The strain has become increasingly resistant to antibiotics currently on the market, but Brown’s study, ‘Uncovering the Hidden Antibiotic Potential of Cannabis,’ highlights the possibility of alternative drug therapies.
Over a span of two years, Brown tested several different commercially available cannabis compounds in mice. He said his team worked in collaboration with Jakob Magolan, an associate professor of biochemistry and biomedical sciences at McMaster who produced synthetic CBG for the study.
Across several trials, CBG showed the strongest antibiotic potential, effectively targeting the resilient bacteria. The cannabinoid was able to penetrate the bacteria’s biofilm, a robust film-layer that the microorganism develops to protect itself, according to Brown.

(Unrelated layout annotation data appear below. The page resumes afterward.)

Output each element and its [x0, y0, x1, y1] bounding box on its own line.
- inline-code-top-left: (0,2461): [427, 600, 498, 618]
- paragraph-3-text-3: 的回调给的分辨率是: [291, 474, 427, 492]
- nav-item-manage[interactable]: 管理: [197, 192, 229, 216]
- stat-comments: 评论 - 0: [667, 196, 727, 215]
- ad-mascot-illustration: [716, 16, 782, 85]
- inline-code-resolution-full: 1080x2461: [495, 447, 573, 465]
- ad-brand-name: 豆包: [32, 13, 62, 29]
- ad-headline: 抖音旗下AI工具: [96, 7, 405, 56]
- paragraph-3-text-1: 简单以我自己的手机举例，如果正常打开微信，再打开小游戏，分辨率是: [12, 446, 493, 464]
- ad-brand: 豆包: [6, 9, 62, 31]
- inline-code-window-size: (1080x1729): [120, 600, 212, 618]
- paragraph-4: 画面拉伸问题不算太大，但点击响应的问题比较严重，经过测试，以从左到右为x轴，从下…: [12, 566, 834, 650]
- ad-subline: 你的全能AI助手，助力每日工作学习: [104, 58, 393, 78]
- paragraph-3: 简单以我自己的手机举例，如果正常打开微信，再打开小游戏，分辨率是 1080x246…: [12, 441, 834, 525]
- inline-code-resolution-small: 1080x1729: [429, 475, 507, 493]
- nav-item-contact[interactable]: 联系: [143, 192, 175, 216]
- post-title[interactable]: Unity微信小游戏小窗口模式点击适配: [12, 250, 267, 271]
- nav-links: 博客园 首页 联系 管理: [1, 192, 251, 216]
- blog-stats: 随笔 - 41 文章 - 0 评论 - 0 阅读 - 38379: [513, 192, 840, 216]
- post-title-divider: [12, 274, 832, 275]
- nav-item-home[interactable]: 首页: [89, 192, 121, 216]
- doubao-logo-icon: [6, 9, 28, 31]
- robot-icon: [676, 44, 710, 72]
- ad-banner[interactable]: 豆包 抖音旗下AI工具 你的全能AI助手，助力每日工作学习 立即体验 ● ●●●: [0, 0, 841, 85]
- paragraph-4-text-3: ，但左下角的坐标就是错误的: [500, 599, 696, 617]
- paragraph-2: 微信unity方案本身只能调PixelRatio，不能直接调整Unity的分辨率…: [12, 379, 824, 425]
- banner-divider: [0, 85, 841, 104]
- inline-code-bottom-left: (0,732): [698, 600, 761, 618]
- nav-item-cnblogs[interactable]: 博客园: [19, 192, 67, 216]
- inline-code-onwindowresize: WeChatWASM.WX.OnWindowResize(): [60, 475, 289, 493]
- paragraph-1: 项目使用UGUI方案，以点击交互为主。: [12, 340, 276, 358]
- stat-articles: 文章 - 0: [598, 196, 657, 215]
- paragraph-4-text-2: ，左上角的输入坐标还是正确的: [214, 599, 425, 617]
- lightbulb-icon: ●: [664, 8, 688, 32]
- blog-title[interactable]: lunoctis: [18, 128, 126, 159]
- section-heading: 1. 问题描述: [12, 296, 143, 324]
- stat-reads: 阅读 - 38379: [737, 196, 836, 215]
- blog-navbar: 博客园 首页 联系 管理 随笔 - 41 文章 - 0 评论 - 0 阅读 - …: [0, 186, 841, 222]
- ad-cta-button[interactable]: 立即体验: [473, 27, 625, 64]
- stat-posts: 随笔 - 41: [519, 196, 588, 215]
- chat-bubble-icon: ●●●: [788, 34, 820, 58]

Other trials found that CBG in combination with the antibiotic polymyxin B, which can be used to treat pneumonia or urinary tract infections, could tackle the increasingly antibiotic-resistant gram-negative bacterial class. This bacteria differs in its structure and is common in wound or surgical site infections, pneumonia and meningitis.
Despite these findings, Brown said the cannabinoid is nowhere near ready to go on the market.
In extremely high doses he found CBG actually damaged healthy human cells. Additionally, the substance was only tested against MRSA in mice, meaning it’s unclear if it would have the same results in humans.
The complete study findings were published Feb. 4 in the American Chemical Society Infectious Diseases journal.
The next step, according to Brown, is to play around with the CBG compound and possibly combine it with another substance to reduce its toxicity.
While the antibiotic potential of cannabis may be in the early stages, Brown is positive about where the field is headed.
“I think all of the stigma is gone out of medical uses of cannabis or at least it’s waning and I think there’s growing interest in a budding technology community in Canada that gives me some hope that maybe this will go somewhere.”